According to Lima, Poon Tip's hope was that by supporting the next generation of entrepreneurs and tourism business owners who share G Adventures' values, the company will be able to spread the notion of tourism for local good through trusted partners and build those experiences directly into G Adventures itineraries so that they can gain immediate market access and become profitable.

In other words, G Adventures helps these tourism start-ups get off the ground, and then G Adventure travelers engage with them on their tours, further sustaining that support. This is the case with Hanoi Food Culture, which G Adventures groups visit while in Hanoi.

Another example of a project that is up and running because of the G Values Fund is Best Bite Peru (bestbiteperu.com), a company that offers culinary tours of Lima and other parts of Peru, founded by a former G Adventures tour guide.

G's growing outreach

The G Values Fund runs parallel to G Adventures' 50 in 5 campaign, a separate initiative launched in 2015 with the mandate of raising $4 million in order to integrate 50 new social enterprise projects into G Adventures trips between 2015 and 2020. The projects supported by the G Values Fund, while similar in premise to the 50 in 5 campaign, are not included in the tally.

In 2016, the first full year of the 50 in 5 campaign, G Adventures reported that it partnered with 11 new projects in eight countries where Planeterra, G Adventures' philanthropic arm, had never invested before: Mexico, Belize, Austria, Kenya, Java, Indonesia, Australia and Antarctica.

"Once a social enterprise is part of the tourism supply chain, the impacts begin to multiply within the community," G Adventures stated in the Planeterra Impact Report 2016. "We believe that tourism can be the greatest method of wealth distribution in the world, and we're out to prove it,"
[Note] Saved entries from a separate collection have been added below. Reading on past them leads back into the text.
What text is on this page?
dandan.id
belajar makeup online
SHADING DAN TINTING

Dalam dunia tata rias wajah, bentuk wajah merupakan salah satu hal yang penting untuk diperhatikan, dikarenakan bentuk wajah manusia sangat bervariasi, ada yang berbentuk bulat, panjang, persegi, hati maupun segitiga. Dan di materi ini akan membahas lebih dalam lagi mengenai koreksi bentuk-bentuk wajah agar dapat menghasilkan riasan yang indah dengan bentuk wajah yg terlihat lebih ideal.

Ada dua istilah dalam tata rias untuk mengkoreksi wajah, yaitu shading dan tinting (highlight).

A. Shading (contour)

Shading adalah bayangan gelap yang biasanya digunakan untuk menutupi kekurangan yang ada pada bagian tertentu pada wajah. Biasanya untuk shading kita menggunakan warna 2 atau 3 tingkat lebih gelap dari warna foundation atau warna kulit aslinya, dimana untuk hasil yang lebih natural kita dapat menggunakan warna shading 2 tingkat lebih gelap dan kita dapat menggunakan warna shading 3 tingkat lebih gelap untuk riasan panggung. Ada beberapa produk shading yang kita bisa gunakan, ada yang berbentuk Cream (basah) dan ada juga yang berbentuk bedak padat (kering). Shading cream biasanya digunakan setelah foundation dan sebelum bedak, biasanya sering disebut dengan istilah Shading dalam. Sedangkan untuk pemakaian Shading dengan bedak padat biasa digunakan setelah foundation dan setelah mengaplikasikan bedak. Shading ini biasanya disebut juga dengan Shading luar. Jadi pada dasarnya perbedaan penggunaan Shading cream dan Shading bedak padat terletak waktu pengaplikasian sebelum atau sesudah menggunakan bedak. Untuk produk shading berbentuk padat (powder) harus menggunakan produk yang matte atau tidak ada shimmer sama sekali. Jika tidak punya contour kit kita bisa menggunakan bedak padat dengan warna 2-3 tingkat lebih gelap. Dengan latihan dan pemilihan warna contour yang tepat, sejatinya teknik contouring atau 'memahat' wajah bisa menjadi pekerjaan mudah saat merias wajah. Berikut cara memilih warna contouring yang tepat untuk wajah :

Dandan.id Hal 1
While in Vietnam, I experienced two of the social enterprise projects G Adventures supports there: an Oodles of Noodles food tour and market visit hosted by the nonprofit organization Streets International, and a lantern-making class that provides funding for the not-for-profit charity Lifestart Foundation, both of which are based in Hoi An.

At Oodles of Noodles, my fellow travelers and I were greeted by a group of eager trainees who are nearing the end of their 18-month training program, during which time they learn skills such as cooking, waiting tables and general hospitality as well as learning to speak English. Most of them have the goal of ultimately working in the large resorts cropping up along the coast in nearby Da Nang.

The Lifestart Foundation is a craft-making workshop and storefront that provides jobs to disabled women and scholarships to poor children with academic potential. To generate revenue for the association, there are classes in lantern-making and painting, and fair trade items are sold to travelers.

"By the end of 2020, 80% to 90% of all trips will visit a G For Good project," said Lima, referring to what G Adventures calls the various nonprofit initiatives it supports.

He added, "The amount of trips that will actually visit these Planeterra projects, that's the most influential part of it ... because if we didn't support the business and didn't provide them with enough travelers, then the project would fail."